Is 49,3.5-6
Sl 39(40),2.4.7-10
Jn 1,29-34
1Cor 1,1-3
Este domingo entramos de lleno en el tiempo denominado litúrgicamente “ordinario”, un tiempo sumamente importante para progresar en nuestro seguimiento de Jesús, para ser formados como discípulos suyos y para adquirir así un conocimiento cada vez más profundo e íntimo de Dios y de nuestra filiación divina. Con todo, la lectura evangélica hodierna no nos desvincula drásticamente del domingo pasado, pues nos permite recordar la solemnidad del bautismo del Señor al presentar a Juan el Bautista desempeñando su misión de desvelar quién es Jesús y de orientarnos a todos hacia Él.

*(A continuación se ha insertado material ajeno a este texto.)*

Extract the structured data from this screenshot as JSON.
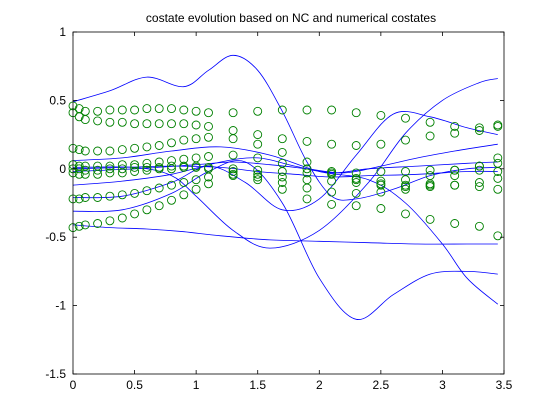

Dos grandes impulsos que mueven nuestra vida y que están latentes en el evangelio son el interés continuo por conocer cada vez más, y el deseo infinito de amar y ser amados. Ahora bien, ningún conocimiento del universo, de las ciencias o de la historia que podemos tener es comparable al amor, el único sentimiento capaz de sacar y de llevar a plenitud lo mejor de nosotros porque moldea, educa, proyecta, hace crecer y colma de sentido todos los caminos de nuestra existencia. El amor, además, ni suprime ni roba el conocimiento. De hecho, en la Escritura, el verdadero conocimiento y el auténtico amor van parejos, cogidos de la mano, aunados, aunque también es cierto que no deja de poner sobre aviso acerca de conocimientos que, enraizados en el egoísmo y en la soberbia, desvían, entristecen y pueden llegar a apagar el amor. Nuestros primeros padres, por ejemplo, se desviaron y encontraron la muerte por querer alcanzar un conocimiento al margen de Dios; sin embargo, el deseo de conocer, implícito en el mandato divino de “crecer, multiplicarse, henchir y someter la creación” (Cf. Gn 1,28), es algo a lo que el hombre no puede renunciar porque forma parte de su ser, pero no es una finalidad en sí mismo sino que debe ser guiado por el amor y tender hacia el amor. Tanto es así que la historia salvífica culmina con la revelación del amor de Dios y del Dios que, siendo amor, concede gratuitamente al hombre la “divinización” que quiso conocer y “robar” sin amor. Por eso, al final del viaje de nuestra vida, que se mueve entre el conocimiento y el amor, nos espera a todos el encuentro con Dios, el Único capaz de hacernos conocer plenamente en lo más hondo de nuestro ser el amor para el que fuimos creados.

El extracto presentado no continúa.